Tune-Yards’ third album Nikki Nack begins with Merrill Garbus singing about struggling with the pressure to create new music. She’s feeling blocked, and responding to the suggestion from some dude — the only context we have for him is that she thinks “he seemed like a really nice guy” — that the way around her lack of inspiration is to “find a new way” to sing. Someone would only offer Garbus that kind of seemingly simple advice because she’s already made bold, unrestrained singing and musical originality seem so easy. Her previous album w h o k i l l stood apart from everything in either pop or indie music that year, with its idiosyncratic rhythms and Garbus’ loud, highly versatile voice. The record edged out major releases by Jay Z and Kanye West, Adele, and Bon Iver to top the Village Voice’s 2011 critics poll. Even in its quietest moments, w h o k i l l practically screamed, “This is who I am, deal with it!” and the brashness of Garbus’ funky, abrasive, politically provocative music dared the listener to do the same.

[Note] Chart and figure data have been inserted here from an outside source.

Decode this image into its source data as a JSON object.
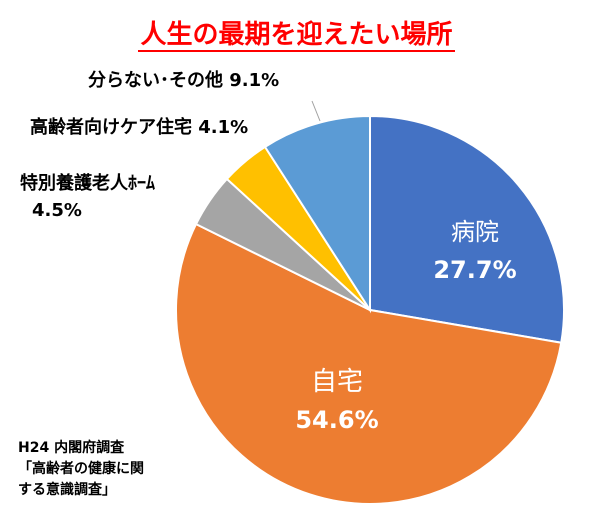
{
  "chart_data": {
    "type": "pie",
    "title": "人生の最期を迎えたい場所",
    "slices": [
      {
        "label": "病院",
        "value": 27.7,
        "value_text": "27.7%",
        "color": "#4472c4"
      },
      {
        "label": "自宅",
        "value": 54.6,
        "value_text": "54.6%",
        "color": "#ed7d31"
      },
      {
        "label": "特別養護老人ホーム",
        "value": 4.5,
        "value_text": "4.5%",
        "color": "#a5a5a5"
      },
      {
        "label": "高齢者向けケア住宅",
        "value": 4.1,
        "value_text": "4.1%",
        "color": "#ffc000"
      },
      {
        "label": "分らない・その他",
        "value": 9.1,
        "value_text": "9.1%",
        "color": "#5b9bd5"
      }
    ]
  },
  "labels": {
    "byoin_name": "病院",
    "byoin_value": "27.7%",
    "jitaku_name": "自宅",
    "jitaku_value": "54.6%",
    "tokuyo_name": "特別養護老人ﾎｰﾑ",
    "tokuyo_value": "4.5%",
    "koreisha": "高齢者向けケア住宅 4.1%",
    "wakaranai": "分らない･その他 9.1%"
  },
  "source": {
    "line1": "H24 内閣府調査",
    "line2": "「高齢者の健康に関",
    "line3": "する意識調査」"
  }
}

Nikki Nack in large part deals with what you do after you’ve established yourself as an individual, and your freak flag has long since flown. Garbus faces this head on in “Real Thing,” a song that wrestles with what it means for people to label you as “real,” especially when you only see yourself as a product of your influences. It’s textbook impostor syndrome set to polyrhythms, and complicated by Garbus’ ambivalence about her American nationality, a theme that pops up throughout her body of work. Garbus, who grew up in Connecticut and graduated from the prestigious Smith College in Massachusetts, draws heavily on international influences — most especially Haitian music and Congolese funk — and benefits in the United States from playing to an audience that’s often becoming newly acquainted with that music.

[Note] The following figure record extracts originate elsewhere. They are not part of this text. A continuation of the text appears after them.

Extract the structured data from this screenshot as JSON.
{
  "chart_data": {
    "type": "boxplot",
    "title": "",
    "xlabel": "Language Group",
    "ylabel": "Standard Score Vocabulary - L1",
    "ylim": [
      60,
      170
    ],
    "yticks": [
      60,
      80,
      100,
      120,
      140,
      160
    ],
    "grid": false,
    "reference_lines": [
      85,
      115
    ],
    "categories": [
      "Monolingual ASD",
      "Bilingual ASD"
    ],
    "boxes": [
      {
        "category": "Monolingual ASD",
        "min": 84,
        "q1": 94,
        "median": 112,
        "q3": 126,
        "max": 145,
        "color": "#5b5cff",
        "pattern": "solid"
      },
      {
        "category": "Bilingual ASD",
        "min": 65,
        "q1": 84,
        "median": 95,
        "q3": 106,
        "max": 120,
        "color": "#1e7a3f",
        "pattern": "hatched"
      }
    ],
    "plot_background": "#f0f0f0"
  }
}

But all the same, the way Garbus synthesizes ideas about rhythm and harmony and vocalization from those cultures with elements of American folk, R&B, hip-hop, rock, and children’s music is what makes her records more or less unclassifiable. Whereas she previously built her songs around chord structures played on a ukulele, Nikki Nack eliminates that almost entirely in favor of placing all emphasis on syncopated rhythms and vocal harmony, particularly on cuts like “Sink-O” and “Time of Dark.” It never feels as though she’s simply grafting an “exotic” texture on otherwise standard American pop songwriting to seem worldly or cultured — her influences blur together seamlessly, and start at the foundation of her songs. If you interpret the “real thing” as authenticity and cultural purity, then this is not it. But if the “real thing” is art that is the product of a distinct, undiluted personality with a unique point of view, it most certainly is.

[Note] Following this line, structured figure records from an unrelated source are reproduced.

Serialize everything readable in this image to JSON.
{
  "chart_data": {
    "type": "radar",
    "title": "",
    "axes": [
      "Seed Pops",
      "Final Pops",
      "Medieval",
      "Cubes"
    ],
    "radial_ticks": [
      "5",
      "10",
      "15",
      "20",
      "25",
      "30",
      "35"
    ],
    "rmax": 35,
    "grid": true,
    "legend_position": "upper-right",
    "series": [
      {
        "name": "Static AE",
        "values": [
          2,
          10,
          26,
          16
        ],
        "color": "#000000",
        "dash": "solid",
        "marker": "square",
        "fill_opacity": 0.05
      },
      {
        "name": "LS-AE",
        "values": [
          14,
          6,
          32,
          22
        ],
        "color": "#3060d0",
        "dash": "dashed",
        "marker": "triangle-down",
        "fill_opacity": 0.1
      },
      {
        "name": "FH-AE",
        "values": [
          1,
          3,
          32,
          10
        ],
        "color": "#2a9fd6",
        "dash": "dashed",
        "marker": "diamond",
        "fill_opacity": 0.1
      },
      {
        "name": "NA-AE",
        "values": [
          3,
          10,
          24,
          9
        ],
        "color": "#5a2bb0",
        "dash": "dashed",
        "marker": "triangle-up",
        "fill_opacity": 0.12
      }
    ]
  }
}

Garbus doesn’t spend all of her time dwelling on her art and career, but her recent success — however modest it may be compared to superstars like Taylor Swift, or even indie stars like Vampire Weekend and The National — amplifies an anxiety about privilege that’s been a running theme in her music since her debut, Bird-Brains, came out in 2009. It comes out when she sings about gentrification warping the character of a community in “Left Behind,” or when she sings about public utilities crumbling when funding is cut off in the single “Water Fountain,” which has the playful rhythms and cadences of a schoolyard chant. Garbus sings about other people with great empathy and endless curiosity, and with a lot more generosity than when she addresses her own anxieties and concerns. It’s no surprise that when she comes up with a solution to problem of how to “find a new way,” she finds it in observing the strength of other people around her. “When I see you changing, I believe that I could change too!,” she exclaims, sounding as though she’s cracked a code. The Garbus of Nikki Nack isn’t quite the superhumanly self-assured warrior-woman of w h o k i l l, but in showing us this vulnerability and crisis of confidence, she’s even more inspiring. Hearing her change makes you feel like you can change too.